Já teve cliente perdido que ficaria sem gasolina se não tivesse ligado e o funcionário mandasse voltar porque o próximo posto à frente estava distante demais. Mas há os que ligam para pedir informações que o Google daria sem demora, como as cotações das moedas estrangeiras, da arroba do boi e da saca do café arábica.
Pedidos de emprego também não faltam entre os brasileiros: “Tem vaga aí pra mim?” Alguns ligam porque se sentem sós ao volante. Outros porque querem conversar para passar o tempo ou espantar o sono. E um alemão, que foi diretor na BMW do Brasil, ligava todos os dias para praticar seu português.
Segundo Miranda, o serviço de concierge é o mais requisitado dentro do pacote de conectividade da marca no Brasil. Por meio de uma conexão de celular (com chip próprio), o sistema ConnectedDrive permite receber e enviar mensagens, consultar aplicativos de notícias, música e acessar redes sociais.
Mas o concierge é um canal para ajudar o motorista a qualquer hora e em qualquer situação. A palavra “concierge” vem do francês e significa “porteiro”, mas normalmente identifica o profissional que, nos hotéis, é responsável por atender as necessidades básicas e especiais dos hóspedes.
A BMW oferece os serviços de conectividade gratuitamente no Brasil, em 100% de seus carros, desde 2005, e recebe em média 8.000 chamadas por mês, um volume quatro vezes maior que o de países como o México, que tem uma frota de carros BMW duas vezes maior que a nossa.

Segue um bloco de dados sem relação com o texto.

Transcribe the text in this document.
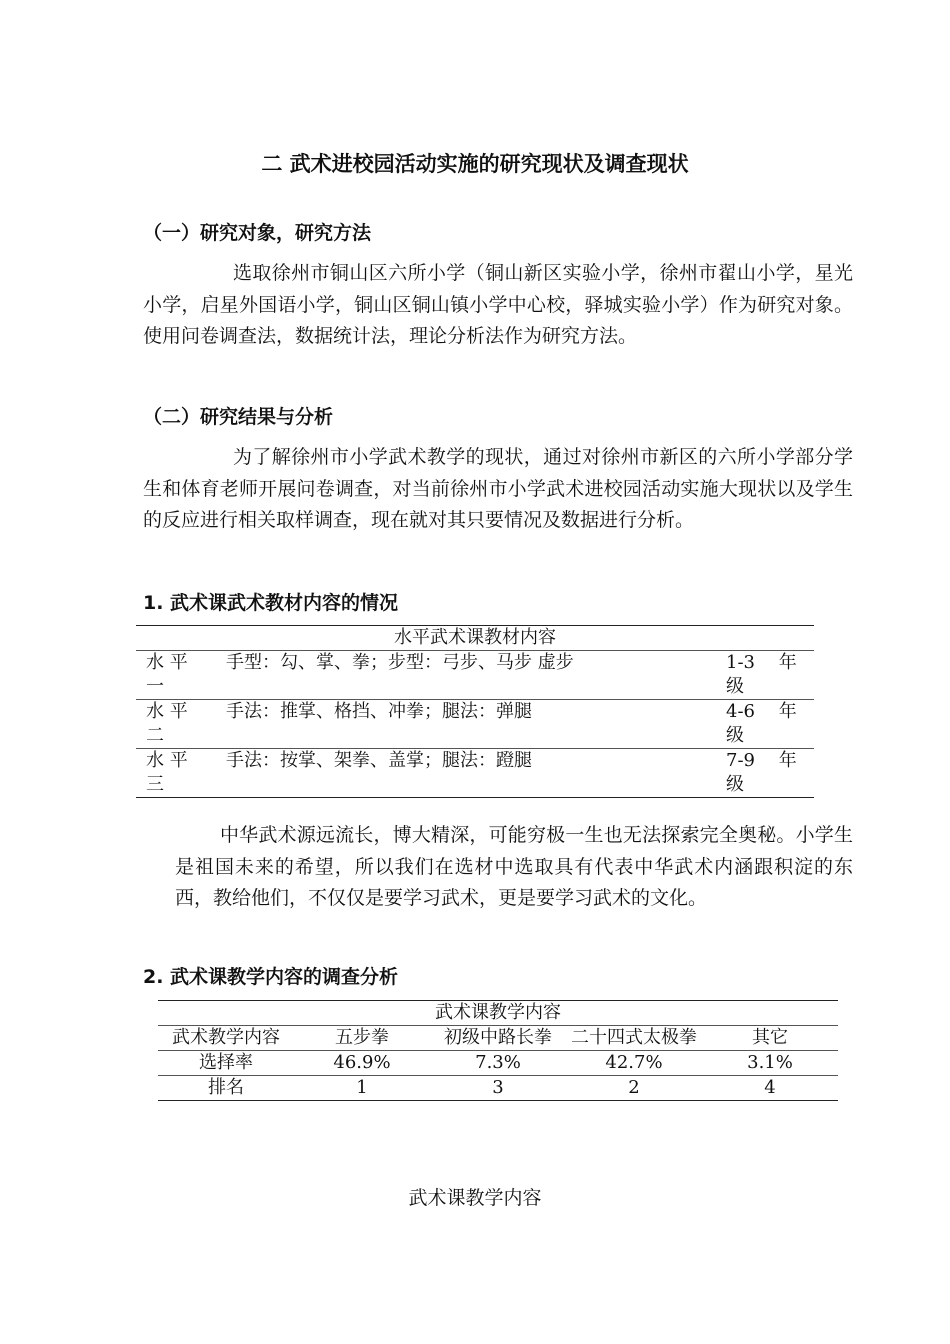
二 武术进校园活动实施的研究现状及调查现状
（一）研究对象，研究方法

选取徐州市铜山区六所小学（铜山新区实验小学，徐州市翟山小学，星光小学，启星外国语小学，铜山区铜山镇小学中心校，驿城实验小学）作为研究对象。使用问卷调查法，数据统计法，理论分析法作为研究方法。

（二）研究结果与分析

为了解徐州市小学武术教学的现状，通过对徐州市新区的六所小学部分学生和体育老师开展问卷调查，对当前徐州市小学武术进校园活动实施大现状以及学生的反应进行相关取样调查，现在就对其只要情况及数据进行分析。

1. 武术课武术教材内容的情况
水平武术课教材内容		

水 平
一	手型：勾、掌、拳；步型：弓步、马步 虚步	1-3　 年
级

水 平
二	手法：推掌、格挡、冲拳；腿法：弹腿	4-6　 年
级

水 平
三	手法：按掌、架拳、盖掌；腿法：蹬腿	7-9　 年
级

中华武术源远流长，博大精深，可能穷极一生也无法探索完全奥秘。小学生是祖国未来的希望，所以我们在选材中选取具有代表中华武术内涵跟积淀的东西，教给他们，不仅仅是要学习武术，更是要学习武术的文化。

2. 武术课教学内容的调查分析
武术课教学内容				
武术教学内容	五步拳	初级中路长拳	二十四式太极拳	其它
选择率	46.9%	7.3%	42.7%	3.1%
排名	1	3	2	4
武术课教学内容
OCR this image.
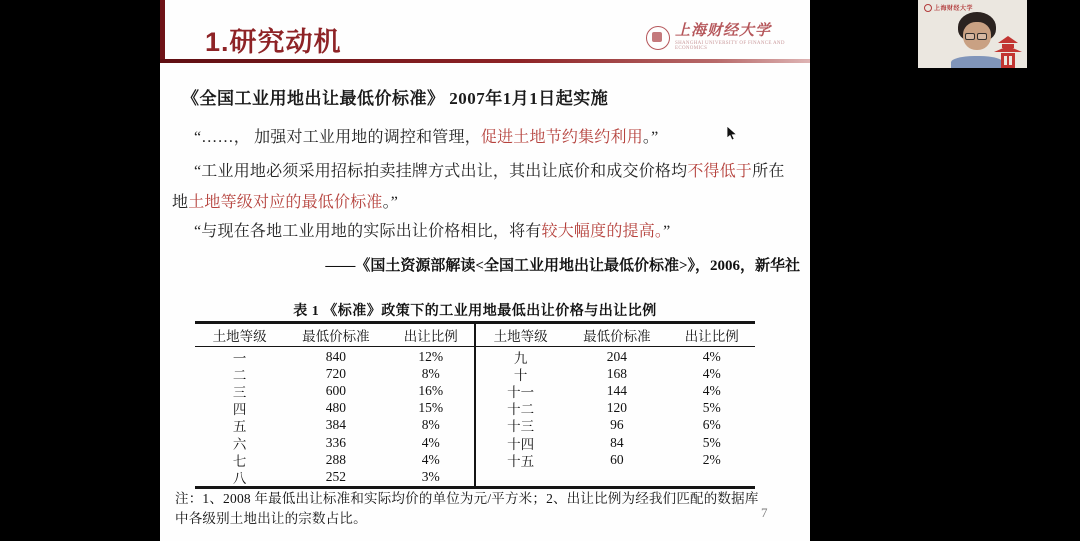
1.研究动机	上海财经大学
SHANGHAI UNIVERSITY OF FINANCE AND ECONOMICS
《全国工业用地出让最低价标准》 2007年1月1日起实施

“……， 加强对工业用地的调控和管理，促进土地节约集约利用。”

“工业用地必须采用招标拍卖挂牌方式出让，其出让底价和成交价格均不得低于所在地土地等级对应的最低价标准。”

“与现在各地工业用地的实际出让价格相比，将有较大幅度的提高。”

——《国土资源部解读<全国工业用地出让最低价标准>》，2006，新华社
表 1 《标准》政策下的工业用地最低出让价格与出让比例
土地等级	最低价标准	出让比例
一	840	12%
二	720	8%
三	600	16%
四	480	15%
五	384	8%
六	336	4%
七	288	4%
八	252	3%
土地等级	最低价标准	出让比例
九	204	4%
十	168	4%
十一	144	4%
十二	120	5%
十三	96	6%
十四	84	5%
十五	60	2%
注：1、2008 年最低出让标准和实际均价的单位为元/平方米；2、出让比例为经我们匹配的数据库中各级别土地出让的宗数占比。	7
上海财经大学
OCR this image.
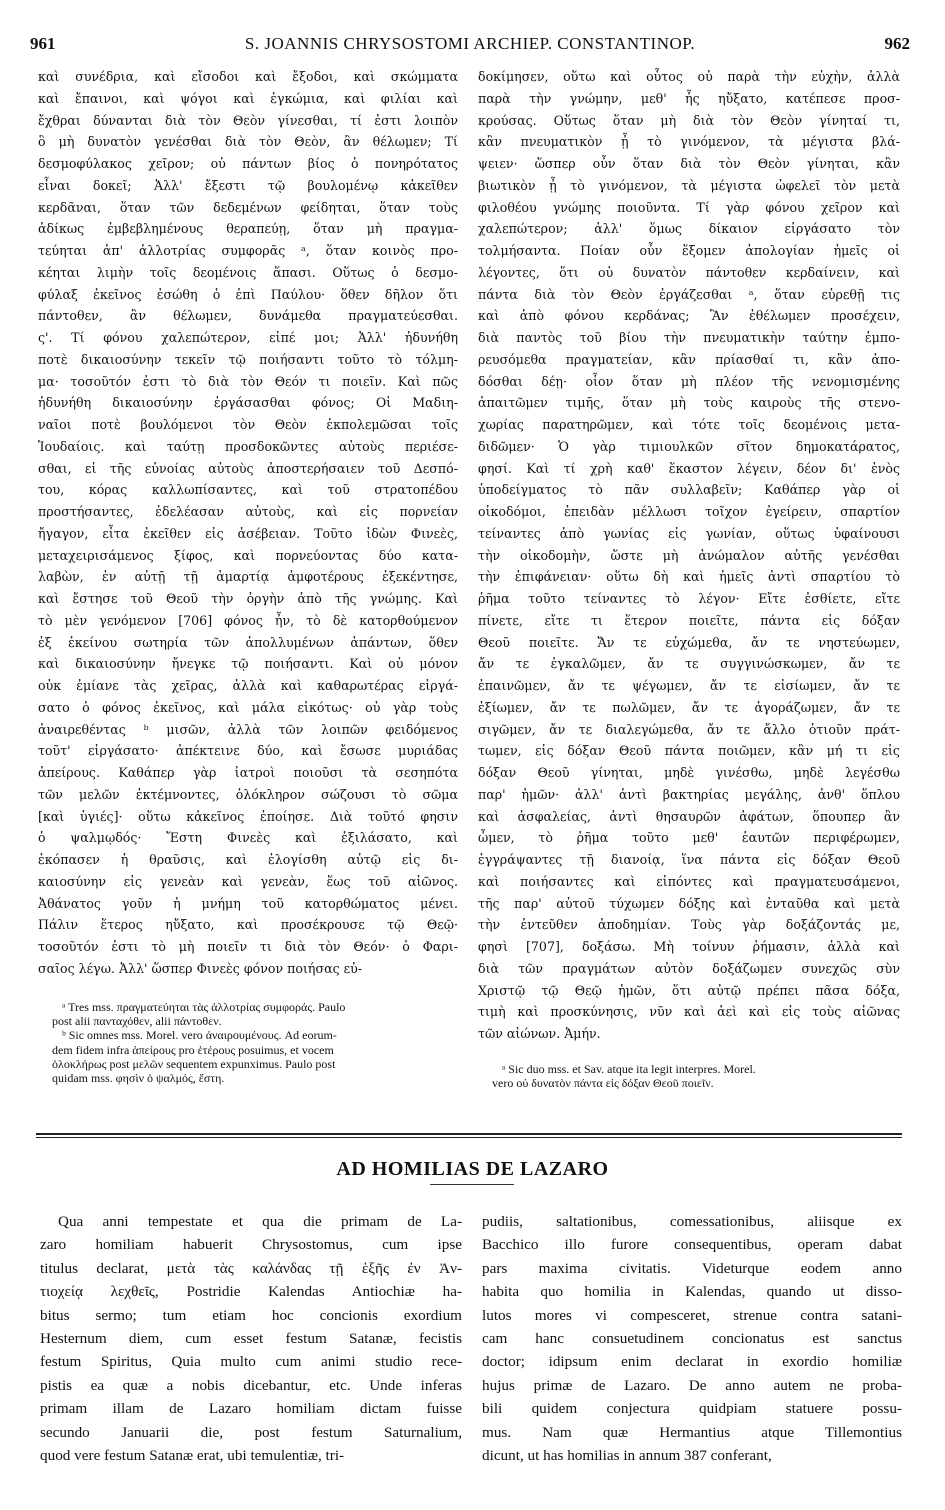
961	S. JOANNIS CHRYSOSTOMI ARCHIEP. CONSTANTINOP.	962
καὶ συνέδρια, καὶ εἴσοδοι καὶ ἔξοδοι, καὶ σκώμματα
καὶ ἔπαινοι, καὶ ψόγοι καὶ ἐγκώμια, καὶ φιλίαι καὶ
ἔχθραι δύνανται διὰ τὸν Θεὸν γίνεσθαι, τί ἐστι λοιπὸν
ὃ μὴ δυνατὸν γενέσθαι διὰ τὸν Θεὸν, ἂν θέλωμεν; Τί
δεσμοφύλακος χεῖρον; οὐ πάντων βίος ὁ πονηρότατος
εἶναι δοκεῖ; Ἀλλ' ἔξεστι τῷ βουλομένῳ κἀκεῖθεν
κερδᾶναι, ὅταν τῶν δεδεμένων φείδηται, ὅταν τοὺς
ἀδίκως ἐμβεβλημένους θεραπεύῃ, ὅταν μὴ πραγμα-
τεύηται ἀπ' ἀλλοτρίας συμφορᾶς ᵃ, ὅταν κοινὸς προ-
κέηται λιμὴν τοῖς δεομένοις ἅπασι. Οὕτως ὁ δεσμο-
φύλαξ ἐκεῖνος ἐσώθη ὁ ἐπὶ Παύλου· ὅθεν δῆλον ὅτι
πάντοθεν, ἂν θέλωμεν, δυνάμεθα πραγματεύεσθαι.
ς'. Τί φόνου χαλεπώτερον, εἰπέ μοι; Ἀλλ' ἠδυνήθη
ποτὲ δικαιοσύνην τεκεῖν τῷ ποιήσαντι τοῦτο τὸ τόλμη-
μα· τοσοῦτόν ἐστι τὸ διὰ τὸν Θεόν τι ποιεῖν. Καὶ πῶς
ἠδυνήθη δικαιοσύνην ἐργάσασθαι φόνος; Οἱ Μαδιη-
ναῖοι ποτὲ βουλόμενοι τὸν Θεὸν ἐκπολεμῶσαι τοῖς
Ἰουδαίοις. καὶ ταύτῃ προσδοκῶντες αὐτοὺς περιέσε-
σθαι, εἰ τῆς εὐνοίας αὐτοὺς ἀποστερήσαιεν τοῦ Δεσπό-
του, κόρας καλλωπίσαντες, καὶ τοῦ στρατοπέδου
προστήσαντες, ἐδελέασαν αὐτοὺς, καὶ εἰς πορνείαν
ἤγαγον, εἶτα ἐκεῖθεν εἰς ἀσέβειαν. Τοῦτο ἰδὼν Φινεὲς,
μεταχειρισάμενος ξίφος, καὶ πορνεύοντας δύο κατα-
λαβὼν, ἐν αὐτῇ τῇ ἁμαρτίᾳ ἀμφοτέρους ἐξεκέντησε,
καὶ ἔστησε τοῦ Θεοῦ τὴν ὀργὴν ἀπὸ τῆς γνώμης. Καὶ
τὸ μὲν γενόμενον [706] φόνος ἦν, τὸ δὲ κατορθούμενον
ἐξ ἐκείνου σωτηρία τῶν ἀπολλυμένων ἁπάντων, ὅθεν
καὶ δικαιοσύνην ἤνεγκε τῷ ποιήσαντι. Καὶ οὐ μόνον
οὐκ ἐμίανε τὰς χεῖρας, ἀλλὰ καὶ καθαρωτέρας εἰργά-
σατο ὁ φόνος ἐκεῖνος, καὶ μάλα εἰκότως· οὐ γὰρ τοὺς
ἀναιρεθέντας ᵇ μισῶν, ἀλλὰ τῶν λοιπῶν φειδόμενος
τοῦτ' εἰργάσατο· ἀπέκτεινε δύο, καὶ ἔσωσε μυριάδας
ἀπείρους. Καθάπερ γὰρ ἰατροὶ ποιοῦσι τὰ σεσηπότα
τῶν μελῶν ἐκτέμνοντες, ὁλόκληρον σώζουσι τὸ σῶμα
[καὶ ὑγιές]· οὕτω κἀκεῖνος ἐποίησε. Διὰ τοῦτό φησιν
ὁ ψαλμῳδός· Ἔστη Φινεὲς καὶ ἐξιλάσατο, καὶ
ἐκόπασεν ἡ θραῦσις, καὶ ἐλογίσθη αὐτῷ εἰς δι-
καιοσύνην εἰς γενεὰν καὶ γενεὰν, ἕως τοῦ αἰῶνος.
Ἀθάνατος γοῦν ἡ μνήμη τοῦ κατορθώματος μένει.
Πάλιν ἕτερος ηὔξατο, καὶ προσέκρουσε τῷ Θεῷ·
τοσοῦτόν ἐστι τὸ μὴ ποιεῖν τι διὰ τὸν Θεόν· ὁ Φαρι-
σαῖος λέγω. Ἀλλ' ὥσπερ Φινεὲς φόνον ποιήσας εὐ-
δοκίμησεν, οὕτω καὶ οὗτος οὐ παρὰ τὴν εὐχὴν, ἀλλὰ
παρὰ τὴν γνώμην, μεθ' ἧς ηὔξατο, κατέπεσε προσ-
κρούσας. Οὕτως ὅταν μὴ διὰ τὸν Θεὸν γίνηταί τι,
κἂν πνευματικὸν ᾖ τὸ γινόμενον, τὰ μέγιστα βλά-
ψειεν· ὥσπερ οὖν ὅταν διὰ τὸν Θεὸν γίνηται, κἂν
βιωτικὸν ᾖ τὸ γινόμενον, τὰ μέγιστα ὠφελεῖ τὸν μετὰ
φιλοθέου γνώμης ποιοῦντα. Τί γὰρ φόνου χεῖρον καὶ
χαλεπώτερον; ἀλλ' ὅμως δίκαιον εἰργάσατο τὸν
τολμήσαντα. Ποίαν οὖν ἕξομεν ἀπολογίαν ἡμεῖς οἱ
λέγοντες, ὅτι οὐ δυνατὸν πάντοθεν κερδαίνειν, καὶ
πάντα διὰ τὸν Θεὸν ἐργάζεσθαι ᵃ, ὅταν εὑρεθῇ τις
καὶ ἀπὸ φόνου κερδάνας; Ἂν ἐθέλωμεν προσέχειν,
διὰ παντὸς τοῦ βίου τὴν πνευματικὴν ταύτην ἐμπο-
ρευσόμεθα πραγματείαν, κἂν πρίασθαί τι, κἂν ἀπο-
δόσθαι δέῃ· οἷον ὅταν μὴ πλέον τῆς νενομισμένης
ἀπαιτῶμεν τιμῆς, ὅταν μὴ τοὺς καιροὺς τῆς στενο-
χωρίας παρατηρῶμεν, καὶ τότε τοῖς δεομένοις μετα-
διδῶμεν· Ὁ γὰρ τιμιουλκῶν σῖτον δημοκατάρατος,
φησί. Καὶ τί χρὴ καθ' ἕκαστον λέγειν, δέον δι' ἑνὸς
ὑποδείγματος τὸ πᾶν συλλαβεῖν; Καθάπερ γὰρ οἱ
οἰκοδόμοι, ἐπειδὰν μέλλωσι τοῖχον ἐγείρειν, σπαρτίον
τείναντες ἀπὸ γωνίας εἰς γωνίαν, οὕτως ὑφαίνουσι
τὴν οἰκοδομὴν, ὥστε μὴ ἀνώμαλον αὐτῆς γενέσθαι
τὴν ἐπιφάνειαν· οὕτω δὴ καὶ ἡμεῖς ἀντὶ σπαρτίου τὸ
ῥῆμα τοῦτο τείναντες τὸ λέγον· Εἴτε ἐσθίετε, εἴτε
πίνετε, εἴτε τι ἕτερον ποιεῖτε, πάντα εἰς δόξαν
Θεοῦ ποιεῖτε. Ἄν τε εὐχώμεθα, ἄν τε νηστεύωμεν,
ἄν τε ἐγκαλῶμεν, ἄν τε συγγινώσκωμεν, ἄν τε
ἐπαινῶμεν, ἄν τε ψέγωμεν, ἄν τε εἰσίωμεν, ἄν τε
ἐξίωμεν, ἄν τε πωλῶμεν, ἄν τε ἀγοράζωμεν, ἄν τε
σιγῶμεν, ἄν τε διαλεγώμεθα, ἄν τε ἄλλο ὁτιοῦν πράτ-
τωμεν, εἰς δόξαν Θεοῦ πάντα ποιῶμεν, κἂν μή τι εἰς
δόξαν Θεοῦ γίνηται, μηδὲ γινέσθω, μηδὲ λεγέσθω
παρ' ἡμῶν· ἀλλ' ἀντὶ βακτηρίας μεγάλης, ἀνθ' ὅπλου
καὶ ἀσφαλείας, ἀντὶ θησαυρῶν ἀφάτων, ὅπουπερ ἂν
ὦμεν, τὸ ῥῆμα τοῦτο μεθ' ἑαυτῶν περιφέρωμεν,
ἐγγράψαντες τῇ διανοίᾳ, ἵνα πάντα εἰς δόξαν Θεοῦ
καὶ ποιήσαντες καὶ εἰπόντες καὶ πραγματευσάμενοι,
τῆς παρ' αὐτοῦ τύχωμεν δόξης καὶ ἐνταῦθα καὶ μετὰ
τὴν ἐντεῦθεν ἀποδημίαν. Τοὺς γὰρ δοξάζοντάς με,
φησὶ [707], δοξάσω. Μὴ τοίνυν ῥήμασιν, ἀλλὰ καὶ
διὰ τῶν πραγμάτων αὐτὸν δοξάζωμεν συνεχῶς σὺν
Χριστῷ τῷ Θεῷ ἡμῶν, ὅτι αὐτῷ πρέπει πᾶσα δόξα,
τιμὴ καὶ προσκύνησις, νῦν καὶ ἀεὶ καὶ εἰς τοὺς αἰῶνας
τῶν αἰώνων. Ἀμήν.
ᵃ Tres mss. πραγματεύηται τὰς ἀλλοτρίας συμφοράς. Paulo
post alii πανταχόθεν, alii πάντοθεν.
ᵇ Sic omnes mss. Morel. vero ἀναιρουμένους. Ad eorum-
dem fidem infra ἀπείρους pro ἑτέρους posuimus, et vocem
ὁλοκλήρως post μελῶν sequentem expunximus. Paulo post
quidam mss. φησὶν ὁ ψαλμός, ἔστη.
ᵃ Sic duo mss. et Sav. atque ita legit interpres. Morel.
vero οὐ δυνατὸν πάντα εἰς δόξαν Θεοῦ ποιεῖν.
AD HOMILIAS DE LAZARO
Qua anni tempestate et qua die primam de La-
zaro homiliam habuerit Chrysostomus, cum ipse
titulus declarat, μετὰ τὰς καλάνδας τῇ ἑξῆς ἐν Ἀν-
τιοχείᾳ λεχθεῖς, Postridie Kalendas Antiochiæ ha-
bitus sermo; tum etiam hoc concionis exordium
Hesternum diem, cum esset festum Satanæ, fecistis
festum Spiritus, Quia multo cum animi studio rece-
pistis ea quæ a nobis dicebantur, etc. Unde inferas
primam illam de Lazaro homiliam dictam fuisse
secundo Januarii die, post festum Saturnalium,
quod vere festum Satanæ erat, ubi temulentiæ, tri-
pudiis, saltationibus, comessationibus, aliisque ex
Bacchico illo furore consequentibus, operam dabat
pars maxima civitatis. Videturque eodem anno
habita quo homilia in Kalendas, quando ut disso-
lutos mores vi compesceret, strenue contra satani-
cam hanc consuetudinem concionatus est sanctus
doctor; idipsum enim declarat in exordio homiliæ
hujus primæ de Lazaro. De anno autem ne proba-
bili quidem conjectura quidpiam statuere possu-
mus. Nam quæ Hermantius atque Tillemontius
dicunt, ut has homilias in annum 387 conferant,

A marca não é a única que conta com esse tipo de serviço a bordo. A Volvo oferece desde 2019, no Brasil, dentro do sistema Volvo On Call, que, mantendo a tradição da marca, tem seu foco principal na segurança garantido socorro em casos de acidentes, assistência 24 horas e recuperação de veículos roubados.
E a GM tinha concierge em seus carros, por meio do sistema Chevrolet OnStar, lançado no Brasil em 2015, mas, com o tempo, passou a ter apenas os serviços de assistência mecânica e de segurança.
A Volvo cobra R$ 720 reais por ano, pela assinatura do Volvo On Call, e a GM oferece quatro pacotes: básico (grátis), Connect (R$ 59,90/mês), Protect (R$ 69,90/mês) e Connect + Protect (R$ 89,00/mês).